"Putting on a suit was like putting on a uniform; it got you in the right mind frame," sighs a trader at Credit Suisse First Boston. "I mean, they wouldn't let the guys in the NBA run around in their own shorts." As it happens, some of the companies issuing casual-Friday-every-day mandates have no intention of letting employees run around in their own shorts, either. They've gratefully seized a proposal by Banana Republic to standardize the khakis and pullovers of the new dress code -- to create, in effect, the suit of the new millennium -- and invited the canny clothier into their offices to do it. "A lot of companies are doing things to address the confusion in the workplace," says a Banana Republic spokeswoman. "But we've taken it to the next level."

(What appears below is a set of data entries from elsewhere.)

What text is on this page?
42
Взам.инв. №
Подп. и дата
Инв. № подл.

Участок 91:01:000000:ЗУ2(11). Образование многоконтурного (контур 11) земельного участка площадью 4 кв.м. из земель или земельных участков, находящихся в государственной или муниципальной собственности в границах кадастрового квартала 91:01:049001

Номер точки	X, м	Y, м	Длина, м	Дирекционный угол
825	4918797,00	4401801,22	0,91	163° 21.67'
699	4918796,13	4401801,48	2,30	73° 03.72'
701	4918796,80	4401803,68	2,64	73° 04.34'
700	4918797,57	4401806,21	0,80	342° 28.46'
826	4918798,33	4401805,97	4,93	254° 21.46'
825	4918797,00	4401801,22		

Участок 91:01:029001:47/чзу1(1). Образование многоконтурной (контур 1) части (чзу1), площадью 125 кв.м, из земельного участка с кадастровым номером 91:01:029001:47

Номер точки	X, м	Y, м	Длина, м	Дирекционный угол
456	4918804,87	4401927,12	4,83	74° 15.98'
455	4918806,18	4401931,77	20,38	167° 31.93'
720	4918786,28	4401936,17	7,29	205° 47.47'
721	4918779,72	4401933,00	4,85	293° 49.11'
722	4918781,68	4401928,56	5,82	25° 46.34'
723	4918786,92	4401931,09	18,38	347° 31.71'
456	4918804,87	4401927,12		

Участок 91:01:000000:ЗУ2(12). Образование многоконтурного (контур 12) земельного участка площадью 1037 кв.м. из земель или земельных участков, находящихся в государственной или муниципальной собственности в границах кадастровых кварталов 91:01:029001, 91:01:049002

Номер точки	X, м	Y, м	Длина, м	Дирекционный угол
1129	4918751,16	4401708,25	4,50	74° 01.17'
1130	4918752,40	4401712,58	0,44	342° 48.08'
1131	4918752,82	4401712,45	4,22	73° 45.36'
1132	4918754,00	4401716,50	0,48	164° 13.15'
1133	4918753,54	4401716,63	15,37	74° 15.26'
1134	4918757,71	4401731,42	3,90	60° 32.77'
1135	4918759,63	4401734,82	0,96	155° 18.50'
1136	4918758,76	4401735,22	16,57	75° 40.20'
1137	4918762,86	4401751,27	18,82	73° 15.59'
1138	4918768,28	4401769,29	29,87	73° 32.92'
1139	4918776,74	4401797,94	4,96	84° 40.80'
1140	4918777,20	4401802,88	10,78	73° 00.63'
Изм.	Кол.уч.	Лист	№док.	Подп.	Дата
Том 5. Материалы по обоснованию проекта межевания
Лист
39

To kick off its in-house "stores," Banana Republic treated CSFB troops to a twelve-piece Cuban orchestra and sushi bar, Scient staff was served green-apple martinis "deskside" at 6 p.m., and HBO was treated to a coffee-and-cake spread ("HBO is an 'earlier' crowd," a Banana Republic rep tactfully explained). The highlight of each party was a runway fashion show featuring employees who strutted the catwalk while their co-workers jeered them on.
Soon, conference rooms were transformed into sample sales: tables piled with V-necks, racks full of purple shirts. The CSFB "store" filled with traders fondling sweaters while a techno beat thumped in the background. Some consulted with the on-site tailor; others scheduled fittings with perky, headset-wearing Banana Republic employees. Sure, stock was low ("There were thirteen other people my size trying on the same shirt," one guy grumbled), and one style of pants were available only in "short," so everyone emerged from the fitting rooms in high-waters. But at least it was all 20 percent off. Which wasn't enough for one enterprising CSFB trader: "Maybe I'll just take them off the mannequins at night," he schemed, "when no one's around."